Do you know any good knee stretches?
— In "kneed" of help
Dear In "kneed" of help,
Knees are complex joints. They are made up of many ligaments, tendons, and cartilage that cushion and connect bones and muscles of the upper and lower legs. Your knees may become sore or injured from overuse, physical activity, or simply because of daily wear and tear. Both stretching and strengthening the supporting structures and muscles may help but aren't guaranteed to prevent future knee issues. Stretches incorporating the hamstrings (back of the upper thigh) and quadriceps (front of the upper thigh) are commonly recommended. That being said, because some individuals may have knee problems, or be prone to them, it's a great idea to consult with a certified personal trainer, physical therapist, or health care provider before starting a new physical activity routine. They can advise what may best meet your needs to ensure that you're building up flexibility and strength without putting yourself at risk for injury.
When it comes to building up strength and flexibility, proper form is key. If a trainer isn't an option, reaching out to fitness center staff for basic instructions on equipment can also be useful. If you're rehabilitating after an injury, working with a physical therapist or other health care provider can be critical. If you're experiencing any knee pain, rest is generally a good idea (and at the very least stepping down the intensity of your activities), as is seeking medical attention for any concerns. That being said, here are some common stretches that are suggested from the American Academy of Orthopaedic Surgeons. This may give you some idea of what to expect when working with any of these providers (pictures provided through link):
Standing quadriceps stretch:
- Use a chair or wall for support.
- With your right hand, grab the lower part of your shin, right above your foot and bring your right leg up toward your bottom.

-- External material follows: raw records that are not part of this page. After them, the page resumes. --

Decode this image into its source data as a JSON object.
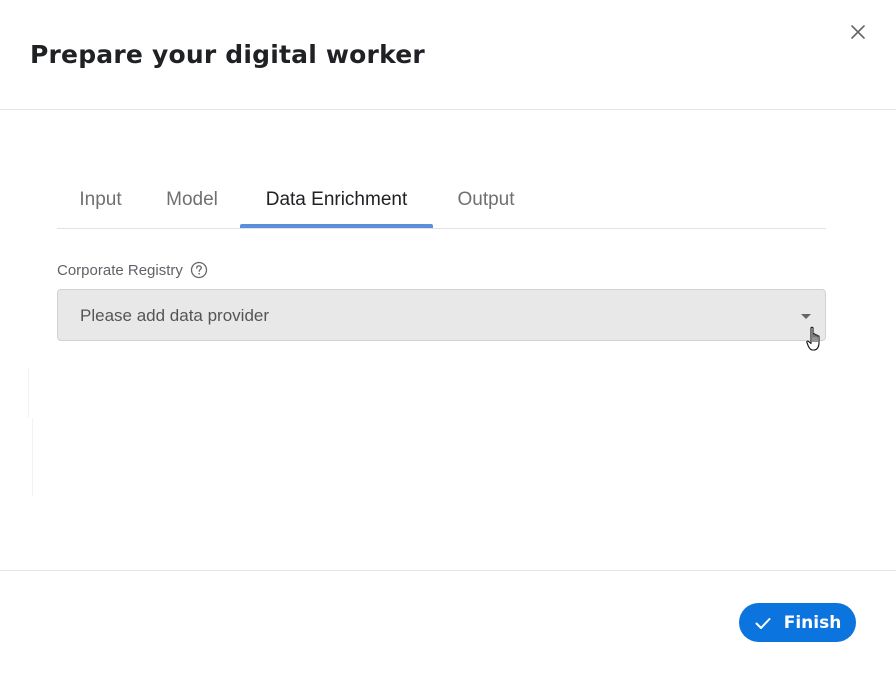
{
  "dialog": {
    "title": "Prepare your digital worker"
  },
  "tabs": [
    {
      "label": "Input",
      "active": false
    },
    {
      "label": "Model",
      "active": false
    },
    {
      "label": "Data Enrichment",
      "active": true
    },
    {
      "label": "Output",
      "active": false
    }
  ],
  "form": {
    "corporate_registry": {
      "label": "Corporate Registry",
      "value": "Please add data provider"
    }
  },
  "footer": {
    "finish_label": "Finish"
  },
  "icons": {
    "close": "close-icon",
    "help": "question-circle-icon",
    "caret": "caret-down-icon",
    "check": "check-icon",
    "cursor": "hand-pointer-cursor-icon"
  },
  "colors": {
    "accent": "#0b74de",
    "tab_underline": "#5b8fdb",
    "select_bg": "#e8e8e8"
  }
}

- Try to keep your knees together. You can stop moving your foot closer when you start to feel the stretch in your thigh.
- Hold this position for 30 seconds.
- Repeat on the left side.
Supine hamstring stretch:
- On the floor, lie on your back with your feet flat on the ground and knees bent.
- Bring one knee off the floor and toward your chest.
- Extend your leg into the air, straightening it, and use hands and arms to pull outstretched leg in toward forehead.
- When you feel the stretch, hold position for 30 to 60 seconds.
- Repeat with other leg.
However, before jumping into any of these stretches or incorporating them into a routine, it's wise to speak with a health care provider or a physical therapist to make sure that you're doing them properly and that they'll be most supportive of your needs.
In the meantime, general tips for promoting knee health and reducing the chance of injury include:
- Maintaining overall flexibility and strength: Strong muscles support your bones and joints.
- Maintaining a weight that supports your body's needs: Extra weight can put strain on your joints and increase your risk for osteoarthritis and injury.
- Taking time for conditioning: Make sure you build up to the type of activity necessary to participate in your chosen sport. A good rule of thumb is to build up your workout duration and intensity no more than ten percent each week. Make sure to build in warm up and cool down time when you're getting active, too.
- Checking your footwear: Wear shoes with proper support. Replacing them when the tread has worn down may be necessary (potentially every six months).
- Taking it easy: Your body knows when it needs to rest and your knees are no different. Tune in to what your body is telling you. If a certain exercise or activity hurts, stop the activity.
Learning to tune into your body and its "kneeds" will help you know when to stretch, when to rest, and when to seek help.